Additionally, the most significant variable in this new framework for adolescent obesity modeling is body fat. This variable was examined as the second dependent variable; therefore, this new research framework has two dependent variables (i.e., BMI and body fat). The SEM-Bayesian results revealed that the R-squared of body fat in the adolescent girl obesity model was 0.81 and higher than the R-squared of BMI. On the contrary, in the adolescent boy obesity model, the same R-squared of body fat (0.82) was resultantly higher than the R-squared of BMI (0.72). Taken together, these results supported our hypothesis that the incorporation of body fat into our research framework would provide more insights into adolescent obesity modeling.

5. Conclusions

The present study sought to introduce a new framework for adolescent obesity modeling, taking into account complex multifactorial determinants such as household socioeconomic status, eating behavior and lifestyle that affect BMI and body fat. The findings of this study have important research implications, as follows:

• This study is an improvement of previous research on adolescent obesity modeling because we introduced a new framework (Figure 1) that includes four latent variables and five measurement variables. Another novel contribution of the present study is the inclusion of body fat as the second dependent variable in our research framework—something that has never been done before. To our knowledge, the present study was the first to examine this relationship in adolescent obesity modeling.
• The Bayesian estimator proposed the analysis of convenient structural equations for adolescent obesity modeling. In formulating SEM-ML and SEM-PLS in developing the Bayesian estimator, emphasis was placed on raw individual random observations rather than on the sample covariance and partial least square matrices.
• The findings of the present study highlight the different structures of adolescent obesity modeling based on gender. As presented in Figure 3 and Figure 4, there were significantly different results from the SEM-Bayesian analysis between adolescent boys and girls.

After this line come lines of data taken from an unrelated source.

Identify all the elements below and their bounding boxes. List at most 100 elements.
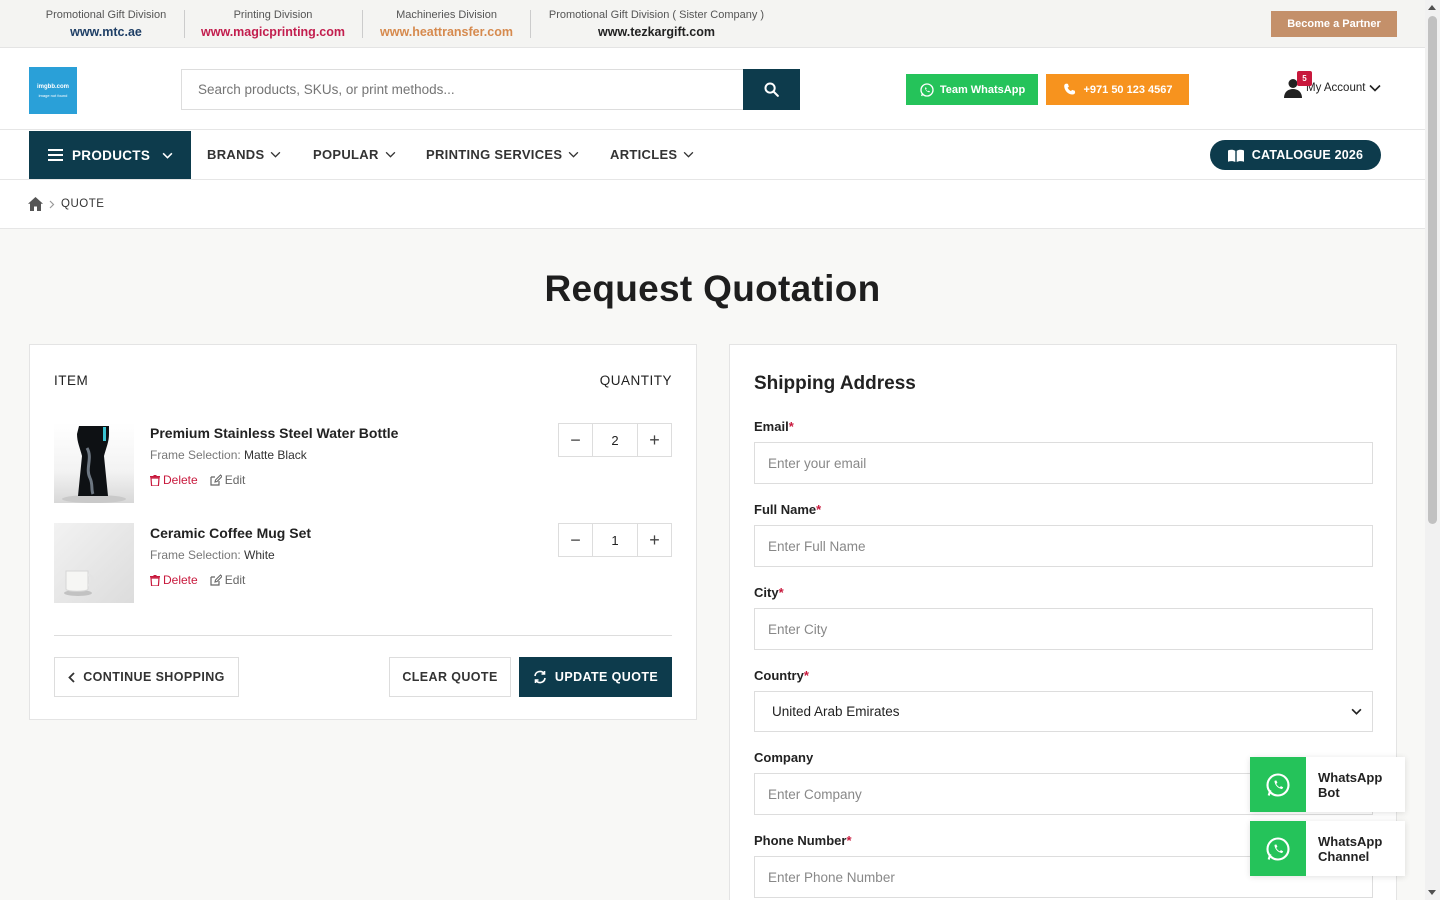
full-name-field[interactable] (754, 525, 1373, 567)
catalogue-button[interactable]: CATALOGUE 2026 (1210, 140, 1381, 170)
cart-row: Ceramic Coffee Mug Set Frame Selection: … (54, 523, 672, 603)
products-menu-button[interactable]: PRODUCTS (29, 131, 191, 179)
cart-header: ITEM QUANTITY (54, 373, 672, 388)
city-label: City* (754, 585, 784, 600)
division-url[interactable]: www.heattransfer.com (378, 25, 515, 39)
chevron-left-icon (68, 671, 75, 683)
scroll-down-arrow[interactable] (1428, 890, 1436, 895)
search-input[interactable] (182, 70, 744, 109)
increase-button[interactable]: + (638, 424, 671, 456)
division-url[interactable]: www.magicprinting.com (200, 25, 346, 39)
divider (184, 10, 185, 38)
whatsapp-channel-label: WhatsApp Channel (1318, 833, 1383, 864)
chevron-down-icon (1369, 84, 1382, 92)
catalogue-label: CATALOGUE 2026 (1251, 148, 1364, 162)
delete-button[interactable]: Delete (150, 573, 198, 587)
book-icon (1227, 149, 1244, 162)
my-account-menu[interactable]: 5 My Account (1284, 71, 1382, 98)
nav-brands-label: BRANDS (207, 147, 265, 162)
search-button[interactable] (743, 69, 800, 110)
nav-articles[interactable]: ARTICLES (610, 147, 694, 162)
option-value: Matte Black (244, 448, 307, 462)
refresh-icon (534, 670, 546, 684)
account-badge: 5 (1297, 71, 1312, 86)
clear-quote-button[interactable]: CLEAR QUOTE (389, 657, 511, 697)
country-label-text: Country (754, 668, 804, 683)
decrease-button[interactable]: − (559, 424, 592, 456)
scroll-thumb[interactable] (1428, 16, 1437, 524)
whatsapp-icon (1266, 836, 1290, 861)
division-bar: Promotional Gift Division www.mtc.ae Pri… (0, 0, 1425, 48)
nav-popular-label: POPULAR (313, 147, 379, 162)
required-mark: * (846, 833, 852, 848)
delete-button[interactable]: Delete (150, 473, 198, 487)
nav-printing-services[interactable]: PRINTING SERVICES (426, 147, 579, 162)
country-select[interactable]: United Arab Emirates (754, 691, 1373, 732)
edit-label: Edit (224, 473, 246, 487)
breadcrumb: QUOTE (0, 180, 1425, 229)
required-mark: * (778, 585, 784, 600)
quantity-stepper: − 2 + (558, 423, 672, 457)
increase-button[interactable]: + (638, 524, 671, 556)
page-scrollbar[interactable] (1425, 0, 1440, 900)
country-label: Country* (754, 668, 809, 683)
product-image[interactable] (54, 423, 134, 503)
full-name-label-text: Full Name (754, 502, 817, 517)
divider (362, 10, 363, 38)
whatsapp-icon (920, 82, 934, 97)
product-option: Frame Selection: Matte Black (150, 448, 307, 462)
division-label: Machineries Division (396, 9, 497, 21)
quantity-stepper: − 1 + (558, 523, 672, 557)
whatsapp-channel-button[interactable]: WhatsApp Channel (1250, 821, 1405, 876)
update-quote-button[interactable]: UPDATE QUOTE (519, 657, 672, 697)
division-tezkargift[interactable]: Promotional Gift Division ( Sister Compa… (546, 9, 767, 39)
search-bar (181, 69, 800, 110)
logo-subtext: image not found (38, 92, 68, 98)
option-value: White (244, 548, 275, 562)
company-label-text: Company (754, 750, 814, 765)
division-mtc[interactable]: Promotional Gift Division www.mtc.ae (44, 9, 168, 39)
division-url[interactable]: www.tezkargift.com (546, 25, 767, 39)
whatsapp-bot-button[interactable]: WhatsApp Bot (1250, 757, 1405, 812)
division-magicprinting[interactable]: Printing Division www.magicprinting.com (200, 9, 346, 39)
continue-shopping-button[interactable]: CONTINUE SHOPPING (54, 657, 239, 697)
email-field[interactable] (754, 442, 1373, 484)
option-label: Frame Selection: (150, 448, 241, 462)
edit-button[interactable]: Edit (210, 573, 245, 587)
email-label: Email* (754, 419, 794, 434)
logo[interactable]: imgbb.com image not found (29, 67, 77, 114)
clear-quote-label: CLEAR QUOTE (402, 670, 498, 684)
shipping-address-panel: Shipping Address Email* Full Name* City*… (729, 344, 1397, 900)
search-icon (764, 82, 779, 97)
main-nav: PRODUCTS BRANDS POPULAR PRINTING SERVICE… (0, 130, 1425, 180)
quote-items-panel: ITEM QUANTITY Premium Stainless Steel Wa… (29, 344, 697, 720)
city-field[interactable] (754, 608, 1373, 650)
team-whatsapp-button[interactable]: Team WhatsApp (906, 74, 1038, 105)
product-name[interactable]: Premium Stainless Steel Water Bottle (150, 425, 398, 441)
delete-label: Delete (163, 473, 198, 487)
quantity-value[interactable]: 1 (592, 524, 638, 556)
phone-button[interactable]: +971 50 123 4567 (1046, 74, 1189, 105)
become-partner-button[interactable]: Become a Partner (1271, 11, 1397, 37)
division-label: Printing Division (233, 9, 313, 21)
quantity-value[interactable]: 2 (592, 424, 638, 456)
required-mark: * (816, 502, 822, 517)
nav-popular[interactable]: POPULAR (313, 147, 396, 162)
products-label: PRODUCTS (72, 147, 151, 163)
product-name[interactable]: Ceramic Coffee Mug Set (150, 525, 311, 541)
page-title: Request Quotation (544, 268, 881, 309)
product-image[interactable] (54, 523, 134, 603)
division-url[interactable]: www.mtc.ae (44, 25, 168, 39)
scroll-up-arrow[interactable] (1428, 5, 1436, 10)
option-label: Frame Selection: (150, 548, 241, 562)
home-icon[interactable] (28, 197, 43, 211)
divider (530, 10, 531, 38)
division-heattransfer[interactable]: Machineries Division www.heattransfer.co… (378, 9, 515, 39)
nav-brands[interactable]: BRANDS (207, 147, 281, 162)
phone-number-label-text: Phone Number (754, 833, 847, 848)
site-header: imgbb.com image not found Team WhatsApp … (0, 48, 1425, 130)
edit-button[interactable]: Edit (210, 473, 246, 487)
email-label-text: Email (754, 419, 789, 434)
product-option: Frame Selection: White (150, 548, 275, 562)
decrease-button[interactable]: − (559, 524, 592, 556)
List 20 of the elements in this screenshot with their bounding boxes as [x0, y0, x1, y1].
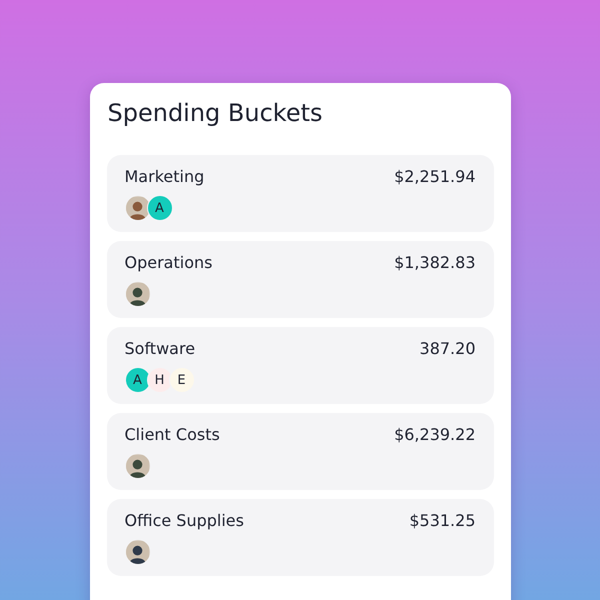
avatar: A	[146, 195, 172, 221]
bucket-name: Client Costs	[124, 425, 220, 444]
bucket-name: Marketing	[124, 167, 204, 186]
avatar: E	[168, 367, 194, 393]
bucket-row[interactable]: Client Costs $6,239.22	[106, 413, 494, 490]
bucket-name: Office Supplies	[124, 511, 244, 530]
bucket-amount: $1,382.83	[394, 253, 476, 272]
bucket-row[interactable]: Operations $1,382.83	[106, 241, 494, 318]
bucket-amount: $531.25	[409, 511, 476, 530]
bucket-amount: $2,251.94	[394, 167, 476, 186]
bucket-amount: 387.20	[420, 339, 476, 358]
bucket-row[interactable]: Software 387.20 A H E	[106, 327, 494, 404]
avatar: H	[146, 367, 172, 393]
bucket-row[interactable]: Marketing $2,251.94 A	[106, 155, 494, 232]
bucket-name: Software	[124, 339, 196, 358]
bucket-amount: $6,239.22	[394, 425, 476, 444]
avatar: A	[124, 367, 150, 393]
bucket-row[interactable]: Office Supplies $531.25	[106, 499, 494, 576]
card-title: Spending Buckets	[108, 98, 324, 127]
bucket-name: Operations	[124, 253, 212, 272]
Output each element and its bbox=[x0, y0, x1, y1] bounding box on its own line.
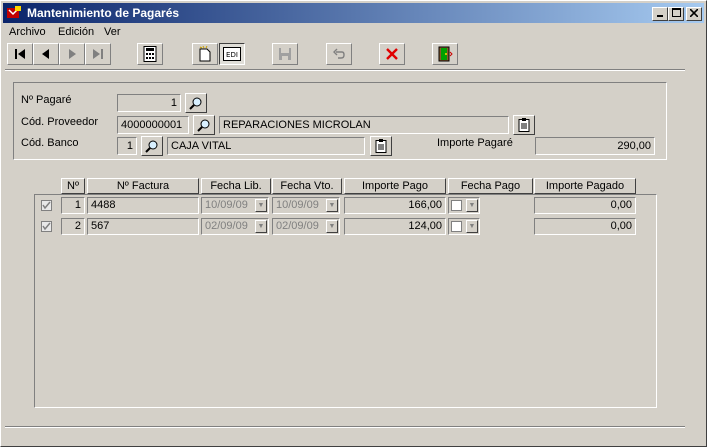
row-1-checkbox[interactable] bbox=[41, 200, 52, 211]
first-record-icon bbox=[15, 49, 25, 59]
delete-button[interactable] bbox=[379, 43, 405, 65]
row-2-fecha-vto[interactable]: 02/09/09 ▼ bbox=[272, 218, 340, 235]
delete-icon bbox=[386, 48, 398, 60]
row-2-checkbox[interactable] bbox=[41, 221, 52, 232]
proveedor-detail-button[interactable] bbox=[513, 115, 535, 135]
row-1-fecha-lib-value: 10/09/09 bbox=[205, 199, 248, 211]
column-header-factura[interactable]: Nº Factura bbox=[87, 178, 199, 194]
exit-button[interactable] bbox=[432, 43, 458, 65]
maximize-button[interactable] bbox=[668, 7, 684, 21]
row-1-importe-pagado[interactable]: 0,00 bbox=[534, 197, 636, 214]
search-icon bbox=[145, 140, 158, 153]
row-1-fecha-vto[interactable]: 10/09/09 ▼ bbox=[272, 197, 340, 214]
window-title: Mantenimiento de Pagarés bbox=[27, 6, 180, 20]
proveedor-label: Cód. Proveedor bbox=[21, 116, 99, 128]
clipboard-icon bbox=[518, 118, 530, 132]
row-1-fecha-pago[interactable]: ▼ bbox=[448, 197, 480, 214]
row-1-fecha-pago-dropdown[interactable]: ▼ bbox=[466, 199, 478, 212]
column-header-fecha-vto[interactable]: Fecha Vto. bbox=[272, 178, 342, 194]
undo-button[interactable] bbox=[326, 43, 352, 65]
banco-label: Cód. Banco bbox=[21, 137, 79, 149]
row-2-fecha-pago-checkbox[interactable] bbox=[451, 221, 462, 232]
row-1-fecha-vto-value: 10/09/09 bbox=[276, 199, 319, 211]
importe-pagare-field: 290,00 bbox=[535, 137, 655, 155]
exit-icon bbox=[438, 46, 453, 62]
banco-detail-button[interactable] bbox=[370, 136, 392, 156]
banco-code-field[interactable]: 1 bbox=[117, 137, 137, 155]
minimize-button[interactable] bbox=[652, 7, 668, 21]
calculator-icon bbox=[143, 46, 157, 62]
row-2-fecha-pago[interactable]: ▼ bbox=[448, 218, 480, 235]
next-record-button[interactable] bbox=[59, 43, 85, 65]
check-icon bbox=[42, 222, 51, 231]
importe-pagare-label: Importe Pagaré bbox=[437, 137, 513, 149]
application-window: Mantenimiento de Pagarés Archivo Edición… bbox=[0, 0, 707, 447]
row-1-n: 1 bbox=[61, 197, 85, 214]
row-1-importe-pago[interactable]: 166,00 bbox=[344, 197, 446, 214]
row-1-fecha-lib[interactable]: 10/09/09 ▼ bbox=[201, 197, 269, 214]
close-button[interactable] bbox=[686, 7, 702, 21]
previous-record-icon bbox=[42, 49, 49, 59]
proveedor-search-button[interactable] bbox=[193, 115, 215, 135]
row-1-factura[interactable]: 4488 bbox=[87, 197, 199, 214]
row-2-n: 2 bbox=[61, 218, 85, 235]
minimize-icon bbox=[657, 15, 663, 17]
menu-edicion[interactable]: Edición bbox=[58, 26, 94, 38]
clipboard-icon bbox=[375, 139, 387, 153]
last-record-button[interactable] bbox=[85, 43, 111, 65]
calculator-button[interactable] bbox=[137, 43, 163, 65]
save-button[interactable] bbox=[272, 43, 298, 65]
column-header-importe-pago[interactable]: Importe Pago bbox=[344, 178, 446, 194]
pagare-search-button[interactable] bbox=[185, 93, 207, 113]
row-2-fecha-vto-dropdown[interactable]: ▼ bbox=[326, 220, 338, 233]
previous-record-button[interactable] bbox=[33, 43, 59, 65]
proveedor-name-field: REPARACIONES MICROLAN bbox=[219, 116, 509, 134]
row-2-fecha-lib-dropdown[interactable]: ▼ bbox=[255, 220, 267, 233]
title-bar[interactable]: Mantenimiento de Pagarés bbox=[3, 3, 704, 23]
menu-ver[interactable]: Ver bbox=[104, 26, 121, 38]
toolbar: EDI bbox=[3, 41, 704, 69]
edit-record-icon: EDI bbox=[223, 47, 241, 61]
save-icon bbox=[279, 48, 291, 60]
new-record-icon bbox=[199, 46, 211, 62]
app-icon bbox=[7, 6, 21, 18]
toolbar-separator bbox=[5, 69, 685, 71]
column-header-importe-pagado[interactable]: Importe Pagado bbox=[534, 178, 636, 194]
row-2-fecha-vto-value: 02/09/09 bbox=[276, 220, 319, 232]
search-icon bbox=[197, 119, 210, 132]
check-icon bbox=[42, 201, 51, 210]
svg-text:EDI: EDI bbox=[226, 51, 238, 59]
row-1-fecha-pago-checkbox[interactable] bbox=[451, 200, 462, 211]
pagare-number-field[interactable]: 1 bbox=[117, 94, 181, 112]
edit-record-button[interactable]: EDI bbox=[219, 43, 245, 65]
search-icon bbox=[189, 97, 202, 110]
row-2-fecha-lib-value: 02/09/09 bbox=[205, 220, 248, 232]
next-record-icon bbox=[69, 49, 76, 59]
row-2-importe-pagado[interactable]: 0,00 bbox=[534, 218, 636, 235]
row-1-fecha-vto-dropdown[interactable]: ▼ bbox=[326, 199, 338, 212]
pagare-label: Nº Pagaré bbox=[21, 94, 72, 106]
column-header-fecha-lib[interactable]: Fecha Lib. bbox=[201, 178, 271, 194]
maximize-icon bbox=[671, 8, 681, 17]
banco-name-field: CAJA VITAL bbox=[167, 137, 365, 155]
first-record-button[interactable] bbox=[7, 43, 33, 65]
row-1-fecha-lib-dropdown[interactable]: ▼ bbox=[255, 199, 267, 212]
status-separator bbox=[5, 426, 685, 428]
last-record-icon bbox=[93, 49, 103, 59]
menu-archivo[interactable]: Archivo bbox=[9, 26, 46, 38]
row-2-fecha-pago-dropdown[interactable]: ▼ bbox=[466, 220, 478, 233]
row-2-fecha-lib[interactable]: 02/09/09 ▼ bbox=[201, 218, 269, 235]
proveedor-code-field[interactable]: 4000000001 bbox=[117, 116, 189, 134]
banco-search-button[interactable] bbox=[141, 136, 163, 156]
column-header-fecha-pago[interactable]: Fecha Pago bbox=[448, 178, 533, 194]
close-icon bbox=[689, 8, 699, 18]
new-record-button[interactable] bbox=[192, 43, 218, 65]
row-2-importe-pago[interactable]: 124,00 bbox=[344, 218, 446, 235]
undo-icon bbox=[333, 48, 345, 59]
row-2-factura[interactable]: 567 bbox=[87, 218, 199, 235]
column-header-n[interactable]: Nº bbox=[61, 178, 85, 194]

However, the findings of the present study must be interpreted within the context of research limitations and important directions for future research:

• Some other variables were not included in our research framework such as the economic, political and cultural determinants. They might, however, have a direct or indirect impact on household socioeconomic status and eating behavior. Furthermore, since our data were collected from Tehran, Iran, this makes the economic background a controlling factor in our research framework for adolescent obesity modeling. As such, our data may be representative of the urban Tehran population. Therefore, it is of particular importance that the proposed framework is employed in future research so that these findings can be replicated and extended in other areas and provinces across Iran and other countries.
• Based on previous research, smoking [64,65], alcohol consumption [66,67,68] and genetics [69] were identified as significant indicators of obesity prevalence among adolescents, and hence should be included in the research framework. In the present study, however, we faced certain limitations to obtain data concerning these factors. For instance, more than 70% of participants did not respond to smoking habits and alcohol consumption. Therefore, we were not able to involve these two factors in our research model. Furthermore, genetic factors require DNA analysis based on a blood test that may incur high costs; however, we had a limited budget to involve a clinical test. Therefore, we suggest that future researchers include them in future studies in order to give more credence to our research framework and bolster the evidence of household socioeconomic status, lifestyle and eating behavior in adolescent obesity modeling.
• The present study was limited to cross-sectional data structure and unable to determine any temporal associations between the variables of interest. Future research should thus incorporate longitudinal data that would permit more accuracy and confidence in data analysis with more definitive conclusions regarding adolescent obesity modeling.